この種の不正の病根はどこまで伸びているのだろうか。そんな疑念を持たざるを得ない事態が白日の下にさらされた。近年、自動車業界など日本の製造業で相次いで発覚する品質を巡る検査不正だ。
3日にはトヨタ自動車、ホンダ、マツダ、スズキ、ヤマハ発動機の5社に関して、車両の量産に必要な「型式指定」に関する不正が明らかになった。4日に管轄の国土交通省がトヨタの本社に立ち入り検査を行った。ほかの4社についても順次検査する方向だ。
言うまでもなくトヨタやホンダは日本企業の代表格だ。これまで日野自動車やダイハツ工業などトヨタのグループ企業で不正が発覚していたものの、同社自体は安泰だと見なされてきた。

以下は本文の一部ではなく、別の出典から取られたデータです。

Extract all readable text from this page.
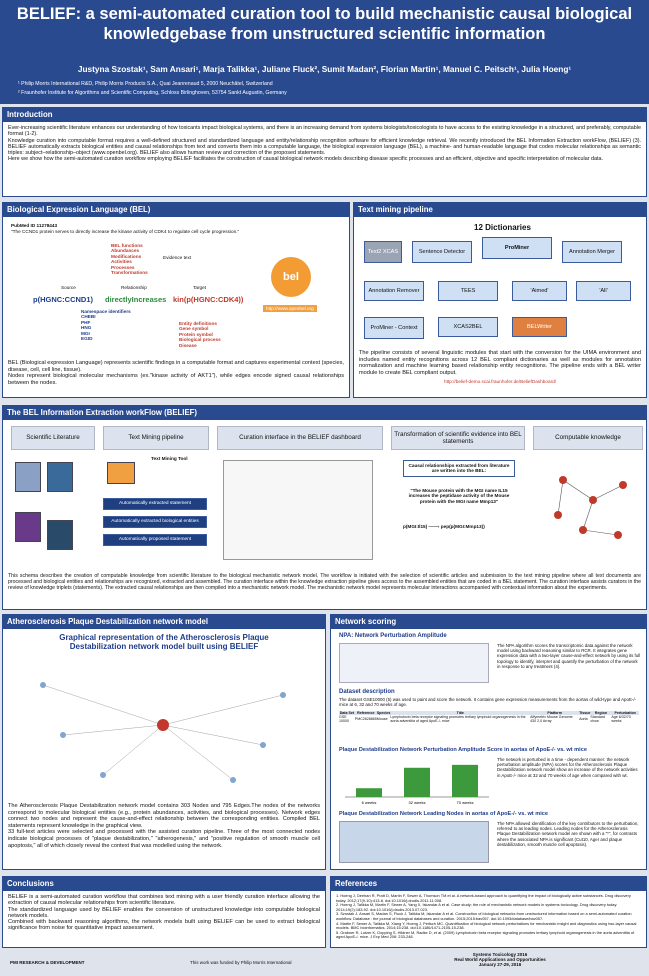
BELIEF: a semi-automated curation tool to build mechanistic causal biological knowledgebase from unstructured scientific information
Justyna Szostak¹, Sam Ansari¹, Marja Talikka¹, Juliane Fluck², Sumit Madan², Florian Martin¹, Manuel C. Peitsch¹, Julia Hoeng¹
¹ Philip Morris International R&D, Philip Morris Products S.A., Quai Jeanrenaud 5, 2000 Neuchâtel, Switzerland
² Fraunhofer Institute for Algorithms and Scientific Computing, Schloss Birlinghoven, 53754 Sankt Augustin, Germany
Introduction
Ever-increasing scientific literature enhances our understanding of how toxicants impact biological systems, and there is an increasing demand from systems biologists/toxicologists to have access to the existing knowledge in a structured, and preferably, computable format (1-2).
Knowledge curation into computable format requires a well-defined structured and standardized language and entity/relationship recognition software for efficient knowledge retrieval. We recently introduced the BEL Information Extraction workFlow, (BELIEF) (3). BELIEF automatically extracts biological entities and causal relationships from text and converts them into a computable language, the biological expression language (BEL), a machine- and human-readable language that codes molecular relationships as semantic triples: subject–relationship–object (www.openbel.org). BELIEF also allows human review and correction of the proposed statements.
Here we show how the semi-automated curation workflow employing BELIEF facilitates the construction of causal biological network models describing disease specific processes and an efficient, objective and specific interpretation of molecular data.
Biological Expression Language (BEL)
PubMed ID 11278443
"The CCND1 protein serves to directly increase the kinase activity of CDK4 to regulate cell cycle progression."
Evidence text
BEL functions
Abundances
Modifications
Activities
Processes
Transformations
Source	Relationship	Target
p(HGNC:CCND1) directlyIncreases kin(p(HGNC:CDK4))
Namespace identifiers
CHEBI
PHF
HNG
MGI
EGID
Entity definitions
Gene symbol
Protein symbol
Biological process
Disease
bel
http://www.openbel.org
BEL (Biological expression Language) represents scientific findings in a computable format and captures experimental context (species, disease, cell, cell line, tissue).
Nodes represent biological molecular mechanisms (ex."kinase activity of AKT1"), while edges encode signed causal relationships between the nodes.
Text mining pipeline
12 Dictionaries
Text2 XCAS	Sentence Detector
ProMiner
Annotation Merger
Annotation Remover	TEES	'Aimed'	'All'
ProMiner - Context	XCAS2BEL	BELWriter
The pipeline consists of several linguistic modules that start with the conversion for the UIMA environment and includes named entity recognitions across 12 BEL compliant dictionaries as well as modules for annotation normalization and machine learning based relationship entity recognitions. The pipeline ends with a BEL writer module to create BEL compliant output.
http://belief-demo.scai.fraunhofer.de/BeliefDashboard/
The BEL Information Extraction workFlow (BELIEF)
Scientific Literature	Text Mining pipeline	Curation interface in the BELIEF dashboard
Transformation of scientific evidence into BEL statements
Computable knowledge
Text Mining Tool
Automatically extracted statement
Automatically extracted biological entities
Automatically proposed statement
Causal relationships extracted from literature are written into the BEL:
"The Mouse protein with the MGI name IL15 increases the peptidase activity of the Mouse protein with the MGI name Mmp13"
p(MGI:Il15) ——› pep(p(MGI:Mmp13))
This schema describes the creation of computable knowledge from scientific literature to the biological mechanistic network model. The workflow is initiated with the selection of scientific articles and submission to the text mining pipeline where all text documents are processed and biological entities and relationships are recognized, extracted and assembled. The curation interface within the knowledge extraction pipeline gives access to the assembled entities that are coded in a BEL statement. The curation interface assists curators in the review of knowledge triplets (statements). The extracted causal relationships are then compiled into a mechanistic network model. The mechanistic network model represents molecular interactions accompanied with contextual information about the experiments.
Atherosclerosis Plaque Destabilization network model
Graphical representation of the Atherosclerosis Plaque Destabilization network model built using BELIEF
The Atherosclerosis Plaque Destabilization network model contains 303 Nodes and 795 Edges.The nodes of the networks correspond to molecular biological entities (e.g., protein abundances, activities, and biological processes). Network edges connect two nodes and represent the cause-and-effect relationship between the corresponding entities. Compiled BEL statements represent knowledge in the graphical view.
33 full-text articles were selected and processed with the assisted curation pipeline. Three of the most connected nodes indicate biological processes of "plaque destabilization," "atherogenesis," and "positive regulation of smooth muscle cell apoptosis," all of which closely reveal the context that was modelled using the network.
Network scoring
NPA: Network Perturbation Amplitude
The NPA algorithm scores the transcriptomic data against the network model using backward reasoning similar to RCR. It integrates gene expression data with a two-layer cause-and-effect network by using its full topology to identify, interpret and quantify the perturbation of the network in response to any treatment (4).
Dataset description
The dataset GSE10000 (5) was used to paint and score the network. It contains gene expression measurements from the aortas of wild-type and ApoE-/- mice at 6, 32 and 70 weeks of age.
Data Set	Reference	Species	Title	Platform	Tissue	Region	Perturbation
GSE 10000	PMC2628865	Mouse	Lymphotoxin beta receptor signaling promotes tertiary lymphoid organogenesis in the aorta adventitia of aged ApoE-/- mice	Affymetrix Mouse Genome 430 2.0 Array	Aorta	Standard chow	Age 6/32/70 weeks
Plaque Destabilization Network Perturbation Amplitude Score in aortas of ApoE-/- vs. wt mice
6 weeks	32 weeks	70 weeks
The network is perturbed in a time - dependent manner: the network perturbation amplitude (NPA) scores for the Atherosclerosis Plaque Destabilization network model show an increase of the network activities in ApoE-/- mice at 32 and 70 weeks of age when compared with wt.
Plaque Destabilization Network Leading Nodes in aortas of ApoE-/- vs. wt mice
The NPA allowed identification of the key contributors to the perturbation, referred to as leading nodes. Leading nodes for the Atherosclerosis Plaque Destabilization network model are shown with a "*", for contrasts where the associated NPA is significant (Cut10, Ager and plaque destabilization, smooth muscle cell apoptosis).
Conclusions
BELIEF is a semi-automated curation workflow that combines text mining with a user friendly curation interface allowing the extraction of causal molecular relationships from scientific literature.
The standardized language used by BELIEF enables the conversion of unstructured knowledge into computable biological network models.
Combined with backward reasoning algorithms, the network models built using BELIEF can be used to extract biological significance from noise for quantitative impact assessment.
References
1. Hoeng J, Deehan R, Pratt D, Martin F, Sewer A, Thomson TM et al. A network-based approach to quantifying the impact of biologically active substances. Drug discovery today. 2012;17(9-10):413-8. doi:10.1016/j.drudis.2011.11.008.
2. Hoeng J, Talikka M, Martin F, Sewer A, Yang X, Iskandar A et al. Case study: the role of mechanistic network models in systems toxicology. Drug discovery today. 2014;19(2):183-92. doi:10.1016/j.drudis.2013.07.023.
3. Szostak J, Ansari S, Madan S, Fluck J, Talikka M, Iskandar A et al. Construction of biological networks from unstructured information based on a semi-automated curation workflow. Database : the journal of biological databases and curation. 2015;2015:bav057. doi:10.1093/database/bav057.
4. Martin F, Sewer A, Talikka M, Xiang Y, Hoeng J, Peitsch MC. Quantification of biological network perturbations for mechanistic insight and diagnostics using two-layer causal models. BMC bioinformatics. 2014;15:238. doi:10.1186/1471-2105-15-238.
5. Grabner R, Lotzer K, Dopping S, Hildner M, Radke D, et al. (2009) Lymphotoxin beta receptor signaling promotes tertiary lymphoid organogenesis in the aorta adventitia of aged ApoE-/- mice. J Exp Med 206: 233-248.
PMI RESEARCH & DEVELOPMENT	This work was funded by Philip Morris International
Systems Toxicology 2016
Real World Applications and Opportunities
January 27-29, 2016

消費者や関係者の信頼を裏切ったことを猛省すべきだ。自動車産業は日本の製造品出荷額の2割近くを占める。出荷停止が長引けば経済に悪影響を与えかねない。
一方、品質不正と言っても悪質性の軽重は様々だ。今回発覚した行為の中には、あえて規定より難易度が高い検査を自主的に行った結果を反映させたものも含まれる。現場の担当者は自らより高いハードルを課し、品質を担保しようと考えたのかもしれない。
だが、ルールはルールだ。業界の決まりごとより自社の方法が優れているというおごりはなかっただろうか。せっかくの企業努力がかえって信用を失う原因となった格好だが、皮肉な結果という言葉だけではかたづけられない。
所定の手続きを無視するようでは、そもそも認証制度の意味がなくなってしまう。トヨタの豊田章男会長も3日の記者会見で「自動車メーカーとして絶対にやってはいけない」と悔やんだ。
認証制度のあり方に時代遅れな面があるとの指摘も多い。そうだとしても、まずはルールの変更を堂々と訴えかけるのが筋だ。
今回、5社で不正が発覚したきっかけは、国交省が求めた内部調査だった。三菱自動車で燃費データの改ざんが発覚した2016年以降、自社を顧みる機会は何度もあったはずだ。それでも病根をあぶり出すことはできなかった。
「不正の撲滅は無理だと思う」(豊田氏)という発言もあったが、車造りのプロセスを管理する体制づくりや投資を怠ることは許されない。相次ぐ品質検査不正を教訓に、自動車産業は過信を捨てて再出発するべきだ。